According to my brother, "the difference between mathematics and physics is that mathematics deals with reality."

Think about it.

What mathematics tells you is objective truth. Not all mathematical theorems may be applicable in all situations (for instance, if you're trying to navigate on the surface of the Earth, clearly spherical trigonometry and spherical geometry are relevant, while hyperbolic geometry is not). But all theorems are true whenever applicable. Mathematics deals with reality.

What physics tells you is (usually) empirical truth. When you get down to the bottom of matters, physics only generalises measurements performed on the real world. And these measurements could always be wrong, or worse, be measurements of the wrong thing. For instance, verification of Newtonian mechanics didn't deal with high velocities or very small scales, because of an incorrect homogeneity assumption. And relativistic verification always seems to assume anisotropy (of space), for very good reasons. Physics deals with perceived reality.

Of course, a side-effect of all this is that physics can say a lot more about the world than mathematics. It goes out on a limb, and this is the payoff.

NOTE

Physics isn't really all that "bad". Some great ideas in physics have a distinctly mathematical character. Schrödinger is said to have written down the wave equation out of the blue (say, inventing it by intuition alone). In other words, the wave equation is the only way for the state of a (quantum mechanical) particle to evolve, so it is "unavoidable". But we still prefer the wave equation to other equations because of empirical verification, not just because of its mathematical elegance. And we could be wrong, even if no errors have been made in the derivation of quantum mechanics, simply because the world doesn't work in the way we thought it did!

Actually, the difference between math and physics is the same as the difference between the English language and a shelf of books. The difference is that you can actually pick up physics and touch it.

Physics is the science of the physical universe, a collection of theories, laws, theorems and axioms that explain how things move, how energy actually works, why the universe is expanding, what everything is made of, and so forth. Today, it's as much theoretical as empirical. But physics, like every other science to a certain degree, is described using the language of mathematics.

Math, you see, isn't about objective truth. Most people think math is somehow intristic to the world around us, when it's actually an invention, something man created in order to quantify the world around us. Mathematics does not deal with reality; it deals entirely with unreal quantities and ideas, with abstract numbers and shapes and forces and formulas.

Mathematics is not tied to any actual things, but it's the language of logic on which all the sciences are built -- and physics most of all.
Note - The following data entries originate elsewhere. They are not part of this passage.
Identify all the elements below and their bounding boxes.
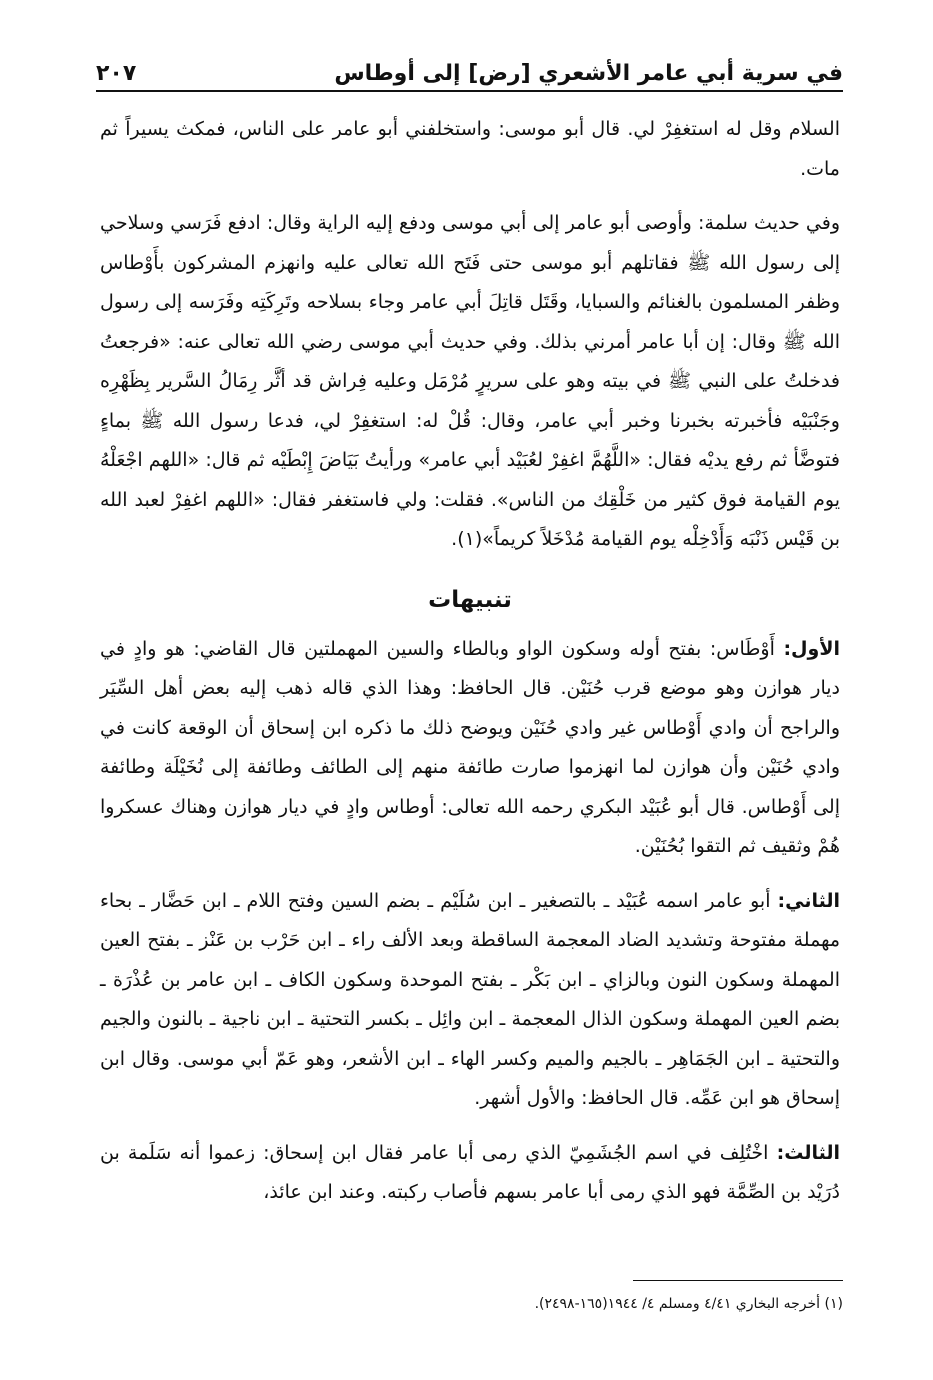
note-second-lead: الثاني:	[777, 889, 840, 912]
paragraph-2: وفي حديث سلمة: وأوصى أبو عامر إلى أبي موسى ودفع إليه الراية وقال: ادفع فَرَسي وسلاحي إلى رسول الله ﷺ فقاتلهم أبو موسى حتى فَتَح الله تعالى عليه وانهزم المشركون بأَوْطاس وظفر المسلمون بالغنائم والسبايا، وقَتَل قاتِلَ أبي عامر وجاء بسلاحه وتَرِكَتِه وفَرَسه إلى رسول الله ﷺ وقال: إن أبا عامر أمرني بذلك. وفي حديث أبي موسى رضي الله تعالى عنه: «فرجعتُ فدخلتُ على النبي ﷺ في بيته وهو على سريرٍ مُرْمَل وعليه فِراش قد أثَّر رِمَالُ السَّرير بِظَهْرِه وجَنْبَيْه فأخبرته بخبرنا وخبر أبي عامر، وقال: قُلْ له: استغفِرْ لي، فدعا رسول الله ﷺ بماءٍ فتوضَّأ ثم رفع يديْه فقال: «اللَّهُمَّ اغفِرْ لعُبَيْد أبي عامر» ورأيتُ بَيَاضَ إِبْطَيْه ثم قال: «اللهم اجْعَلْهُ يوم القيامة فوق كثير من خَلْقِك من الناس». فقلت: ولي فاستغفر فقال: «اللهم اغفِرْ لعبد الله بن قَيْس ذَنْبَه وَأَدْخِلْه يوم القيامة مُدْخَلاً كريماً»(١).	[100, 212, 840, 550]
note-third-lead: الثالث:	[776, 1141, 840, 1164]
note-first	[100, 630, 840, 867]
note-second	[100, 882, 840, 1119]
footnote-divider	[633, 1280, 843, 1281]
note-first-lead: الأول:	[783, 637, 840, 660]
note-third-text: اخْتُلِف في اسم الجُشَمِيّ الذي رمى أبا عامر فقال ابن إسحاق: زعموا أنه سَلَمة بن دُرَيْد بن الصِّمَّة فهو الذي رمى أبا عامر بسهم فأصاب ركبته. وعند ابن عائذ،	[100, 1141, 840, 1203]
footnote: (١) أخرجه البخاري ٤/٤١ ومسلم ٤/ ١٩٤٤(١٦٥-٢٤٩٨).	[534, 1296, 843, 1312]
main-text	[100, 110, 840, 1213]
header-title: في سرية أبي عامر الأشعري [رض] إلى أوطاس	[334, 61, 843, 86]
running-header	[96, 52, 843, 92]
note-first-text: أَوْطَاس: بفتح أوله وسكون الواو وبالطاء والسين المهملتين قال القاضي: هو وادٍ في ديار هوازن وهو موضع قرب حُنَيْن. قال الحافظ: وهذا الذي قاله ذهب إليه بعض أهل السِّيَر والراجح أن وادي أَوْطاس غير وادي حُنَيْن ويوضح ذلك ما ذكره ابن إسحاق أن الوقعة كانت في وادي حُنَيْن وأن هوازن لما انهزموا صارت طائفة منهم إلى الطائف وطائفة إلى نُخَيْلَة وطائفة إلى أَوْطاس. قال أبو عُبَيْد البكري رحمه الله تعالى: أوطاس وادٍ في ديار هوازن وهناك عسكروا هُمْ وثقيف ثم التقوا بُحُنَيْن.	[100, 637, 840, 857]
note-second-text: أبو عامر اسمه عُبَيْد ـ بالتصغير ـ ابن سُلَيْم ـ بضم السين وفتح اللام ـ ابن حَضَّار ـ بحاء مهملة مفتوحة وتشديد الضاد المعجمة الساقطة وبعد الألف راء ـ ابن حَرْب بن عَنْز ـ بفتح العين المهملة وسكون النون وبالزاي ـ ابن بَكْر ـ بفتح الموحدة وسكون الكاف ـ ابن عامر بن عُذْرَة ـ بضم العين المهملة وسكون الذال المعجمة ـ ابن وائِل ـ بكسر التحتية ـ ابن ناجية ـ بالنون والجيم والتحتية ـ ابن الجَمَاهِر ـ بالجيم والميم وكسر الهاء ـ ابن الأشعر، وهو عَمّ أبي موسى. وقال ابن إسحاق هو ابن عَمِّه. قال الحافظ: والأول أشهر.	[100, 889, 840, 1109]
note-third	[100, 1134, 840, 1213]
section-heading: تنبيهات	[428, 586, 512, 613]
page-number: ٢٠٧	[96, 61, 137, 86]
paragraph-1: السلام وقل له استغفِرْ لي. قال أبو موسى: واستخلفني أبو عامر على الناس، فمكث يسيراً ثم مات.	[100, 118, 840, 180]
A famous quote (from Feynman, I think) is that physics is to maths as sex is to masturbation.

By this is meant that the processes are similar, but physics produces tangible results whereas maths is just for fun (for the analogy I think we have to ignore the tangible results of masturbation). It sounds good, but it's not a brilliant analogy.

The real difference is that physics is a science, and maths is not. Physics therefore works on the principle of formulating a hypothesis, testing it, and discarding it if disproven. Maths works on the principle of playing around, sometimes with an aim (perhaps to prove something you suspect), sometimes without.

The confusing part is that the two are so closely linked. A scientific hypothesis can usually be best framed mathematically, and once that's done you can apply mathematical principles to it, which will usually work with reality as well. For example, if you hypothesise about something circular you can use geometry (in maths) to turn that into a statement about π and angles. This isn't always the case, because sometimes mathematics makes assumptions different to what holds in the real world. If I draw a triangle around the sun, the angles will add up to more than 180° because gravity curves space. Mathematics works only within the assumptions you put into it.

The beauty is that the real world often does correspond to something elegant mathematically. However, it is important to remember that the processes are quite different.